The research team was led by Dr. Roberto Goya-Maldonado, who heads the Department of Neurobiology and Imaging in the Laboratory of Psychiatry at the University Medical Center Göttingen. Scientists observed groups of people in creative and non-creative professions, recording activity in the parts of the brain that produce dopamine—the chemical that produces the rush of excitement often associated with sex, drugs, and gambling—when they were rewarded with money.

It is worth noting that the sample size of the study is quite small. Twenty-four people participated in the experiment, twelve of whom work in the field of art: actors, artists, sculptors, musicians, photographers. The second group included: an insurance agent, a dentist, a business administrator, an engineer, and representatives of other non-creative professions.

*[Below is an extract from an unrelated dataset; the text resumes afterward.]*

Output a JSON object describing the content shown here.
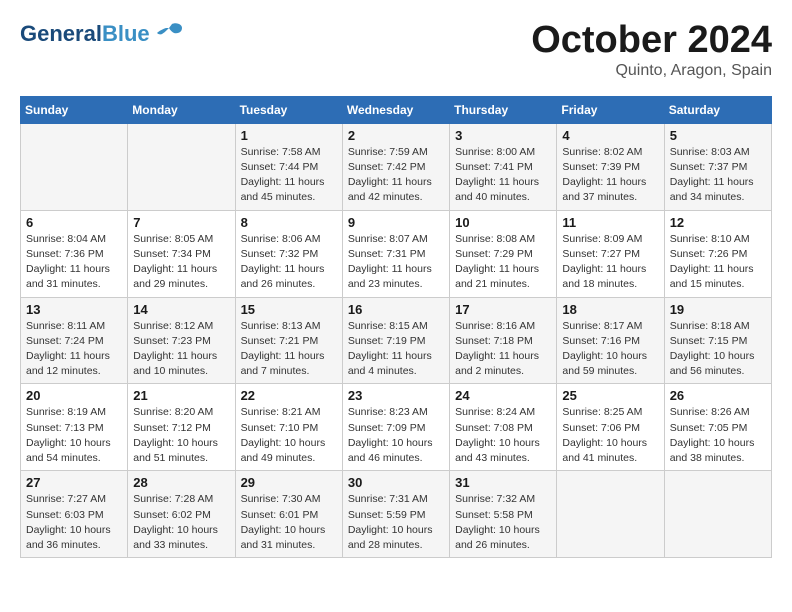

Each participant wore a set of glasses that showed a series of squares of different colors. When a green square appeared, they could select it with a button and receive money (up to $30). They were also asked to choose other colors, but without any monetary reward.

While the subjects took the test, the researchers scanned their brain activity using functional magnetic resonance imaging (fMRI). They found that creative people showed significantly less activation in the ventral striatum, part of the brain's reward system, when they chose the green money squares compared to non-artists.

Brain scans examine the dopaminergic reward system of artists and non-artists in a new study, “Reward System Reactivity in Artists When Accepting and Rejecting Monetary Rewards,” in the Creativity Research Journal.

In a second test, the researchers found that creative people showed greater activation in another part of the brain associated with dopamine (the prefrontal cortex) when they were told to give up the green squares. In other words, creative people's brains respond positively to process rather than material results, and they work better when they know they won't get paid.

Overall, our results suggest the existence of distinct neural features in the dopaminergic reward system of artists who are less likely to respond to monetary rewards, the researchers write.